I am very jealous! I have a blog about cocktails and am trying to do every recipe in that book at home. I can't wait to do the LN stuff. I just have to talk Praxair into delivering it to me so I can buy a handful of thermoses rather than a $1,500 dewar. (And god knows how I'm going to get my hands on a food-safe rotovap.) I was even thinking about loading it into a cooler with a spigot on the side.
The cryo-garnishing is cool! I've seen the end result at Aviary. Most of them you wait to thaw anyway. Like separating the citrus or berries into vessicles.
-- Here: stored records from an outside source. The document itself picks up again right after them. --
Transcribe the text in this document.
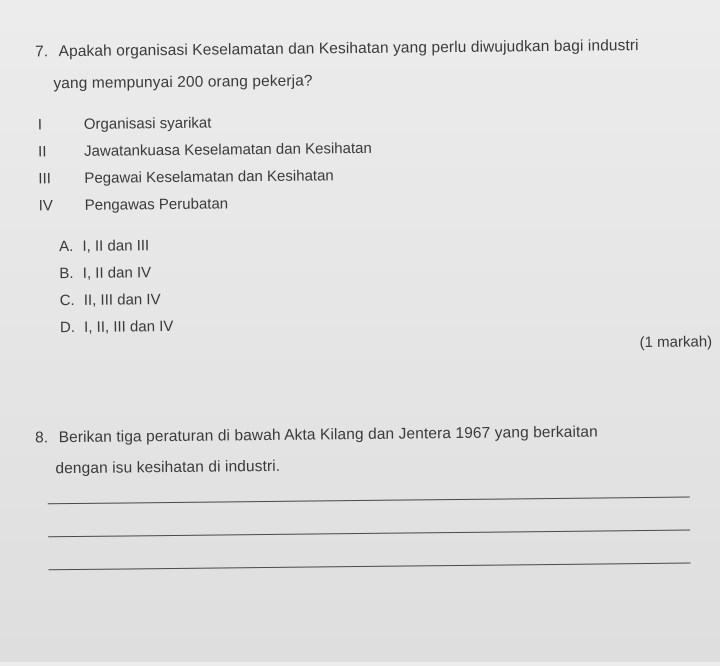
7. Apakah organisasi Keselamatan dan Kesihatan yang perlu diwujudkan bagi industri
yang mempunyai 200 orang pekerja?
I	Organisasi syarikat
II Jawatankuasa Keselamatan dan Kesihatan
III Pegawai Keselamatan dan Kesihatan
IV Pengawas Perubatan
A. I, II dan III
B. I, II dan IV
C. II, III dan IV
D. I, II, III dan IV
(1 markah)
8. Berikan tiga peraturan di bawah Akta Kilang dan Jentera 1967 yang berkaitan
dengan isu kesihatan di industri.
Just wait until they aren't hard anymore and then top the drink with them.
Tomek here, just to add onto the frozen garnishes point, anything with a good amount of water in it will be an issue here (due to the specific heat of water). This is why cookies and marshmallows can be eaten shortly after being taken out of liquid nitrogen. However, if you froze lemons or limes with LN and put it in your mouth, you're burning your tongue. Dave Arnold explains this here, https://www.youtube.com/watch?v=U6k9a4ikpfo.
Cool stuff. I used to 'play' regularly with LN2 and LHe back in my grad student days (experimental condensed matter physics).
I'm curious how much you paid for the 20 liter dewar. Here in London, just renting a dewar as a one-off and filling with culinary-grade LN2 was amazingly expensive (several hundred pounds). I wanted to do some LN2 demos and also LN2 ice cream at my daughters' party, but instead opted for much simpler and cheaper (and less fun) dry ice.
But at least, as you mention, you can be sure it was clean. There's no knowing what nasties a used dewar might have been contaminated with (heavy metals, scary organics, etc).
Interesting fact about liquid nitrogen (that I learned from Dave Arnold's book, which is fantastic): liquid nitrogen is ~700x denser than gaseous nitrogen.
So, if you vaporize a moderate amount of liquid in a contained space (e.g. spilling a dewar in a car or elevator): even if you manage to avoid touching the nitrogen itself, the gas can crowd out the oxygen and you can asphyxiate yourself. Since it's odorless and colorless, you probably wouldn't even notice.
So ... if you do try this at home, be especially careful when transporting nitrogen!!
Not just transporting it, but in your kitchen too. A professional kitchen that uses it should have an oxygen monitor so they can evacuate if it goes off.
Also, don't screw a lid onto anything containing it or it becomes a live grenade.
>>liquid nitrogen is ~700x denser than gaseous nitrogen.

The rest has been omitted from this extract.